This heralds a departure from conventional CPUs, indicating a trend towards specialised processing units meticulously optimised for the execution of AI models. Recent strides by Qualcomm and MediaTek underscore a broader industry progression wherein next-generation chipsets are evolving to integrate on-device generative AI capabilities.
So, what are AI chips, and how do they differ from traditional CPUs? Let us find out:
What are AI chips
AI chips represent a specialised category of semiconductors tailored to facilitate on-device AI capabilities, adept at executing Large Language Models (LLMs). These chips typically adopt a ‘system-on-chip’ (SoC) configuration, encompassing diverse functions beyond the central processing unit (CPU) responsible for general processing and computations.
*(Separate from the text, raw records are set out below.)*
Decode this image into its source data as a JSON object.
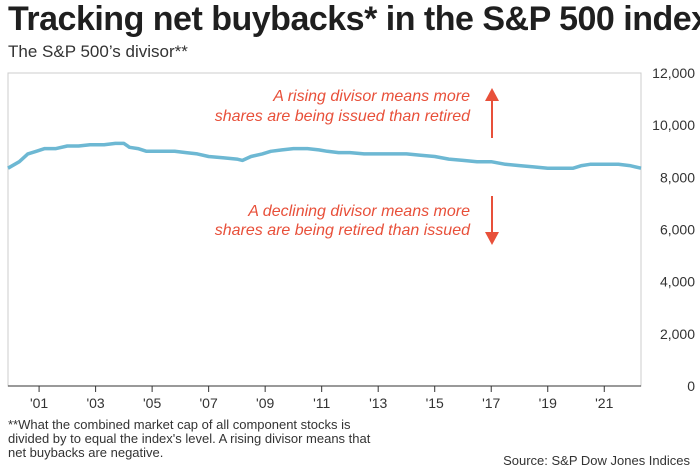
{
  "title": "Tracking net buybacks* in the S&P 500 index",
  "subtitle": "The S&P 500’s divisor**",
  "footnote": "**What the combined market cap of all component stocks is divided by to equal the index's level. A rising divisor means that net buybacks are negative.",
  "source": "Source: S&P Dow Jones Indices",
  "colors": {
    "line": "#6db8d3",
    "annotation": "#e8503a",
    "axis": "#333333",
    "frame": "#cccccc"
  },
  "chart_data": {
    "type": "line",
    "title": "Tracking net buybacks* in the S&P 500 index",
    "subtitle": "The S&P 500’s divisor**",
    "xlim": [
      1999.9,
      2022.3
    ],
    "ylim": [
      0,
      12000
    ],
    "grid": false,
    "y_ticks": [
      0,
      2000,
      4000,
      6000,
      8000,
      10000,
      12000
    ],
    "y_tick_labels": [
      "0",
      "2,000",
      "4,000",
      "6,000",
      "8,000",
      "10,000",
      "12,000"
    ],
    "x_ticks": [
      2001,
      2003,
      2005,
      2007,
      2009,
      2011,
      2013,
      2015,
      2017,
      2019,
      2021
    ],
    "x_tick_labels": [
      "'01",
      "'03",
      "'05",
      "'07",
      "'09",
      "'11",
      "'13",
      "'15",
      "'17",
      "'19",
      "'21"
    ],
    "series": [
      {
        "x": [
          1999.9,
          2000.3,
          2000.6,
          2000.9,
          2001.2,
          2001.6,
          2002.0,
          2002.4,
          2002.8,
          2003.3,
          2003.7,
          2004.0,
          2004.2,
          2004.5,
          2004.8,
          2005.3,
          2005.8,
          2006.2,
          2006.6,
          2007.0,
          2007.5,
          2008.0,
          2008.2,
          2008.5,
          2008.9,
          2009.2,
          2009.6,
          2010.0,
          2010.5,
          2010.9,
          2011.2,
          2011.6,
          2012.0,
          2012.5,
          2013.0,
          2013.5,
          2014.0,
          2014.5,
          2015.0,
          2015.5,
          2016.0,
          2016.5,
          2017.0,
          2017.5,
          2018.0,
          2018.5,
          2019.0,
          2019.5,
          2019.9,
          2020.2,
          2020.5,
          2021.0,
          2021.5,
          2021.9,
          2022.3
        ],
        "y": [
          8350,
          8600,
          8900,
          9000,
          9100,
          9100,
          9200,
          9200,
          9250,
          9250,
          9300,
          9300,
          9150,
          9100,
          9000,
          9000,
          9000,
          8950,
          8900,
          8800,
          8750,
          8700,
          8650,
          8800,
          8900,
          9000,
          9050,
          9100,
          9100,
          9050,
          9000,
          8950,
          8950,
          8900,
          8900,
          8900,
          8900,
          8850,
          8800,
          8700,
          8650,
          8600,
          8600,
          8500,
          8450,
          8400,
          8350,
          8350,
          8350,
          8450,
          8500,
          8500,
          8500,
          8450,
          8350
        ]
      }
    ],
    "annotations": [
      {
        "text": [
          "A rising divisor means more",
          "shares are being issued than retired"
        ],
        "arrow": "up"
      },
      {
        "text": [
          "A declining divisor means more",
          "shares are being retired than issued"
        ],
        "arrow": "down"
      }
    ]
  }
}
How does AI work in practice
Why dedicated AI chips
On-device interpretation necessitates specialised processing segments, since conventional CPUs are good only at serial processing – one process at a time. For devices to process AI tasks on-device, it is essential for such devices to have a dedicated chip that can execute multiple calculations and processes simultaneously. Graphic Processing Units (GPUs), for example, are capable of accomplishing such workloads, but these are not designed specifically for AI tasks. Therefore, a forked version of GPUs or a dedicated AI chip is needed.
How are AI chips different from CPU
Both CPUs and AI chips achieve heightened computations per unit of energy by integrating numerous smaller transistors that operate at a faster pace and consume less energy than their larger counterparts. However, AI chips, unlike general-purpose CPUs, incorporate design features optimised for distinct processing methodologies.
CPUs employ a sequential computing method, issuing one instruction at a time, with subsequent instructions awaiting the completion of their predecessors. In contrast, AI chips diverge from CPUs, harnessing parallel computing to simultaneously execute numerous calculations. This parallel computing approach results in swifter and more efficient processing.
Various types of AI chips cater to diverse purposes. GPUs are primarily utilised in the initial development and refinement of AI algorithms, while Field Programmable Gate Arrays (FPGAs) apply trained AI algorithms to real-world data inputs. Application-specific integrated circuits, characterised by design flexibility, can be employed for both training and inference tasks.
Due to their distinctive attributes, AI chips exhibit a notable advantage in speed and efficiency over CPUs, contributing to the enhanced training and inference of AI algorithms.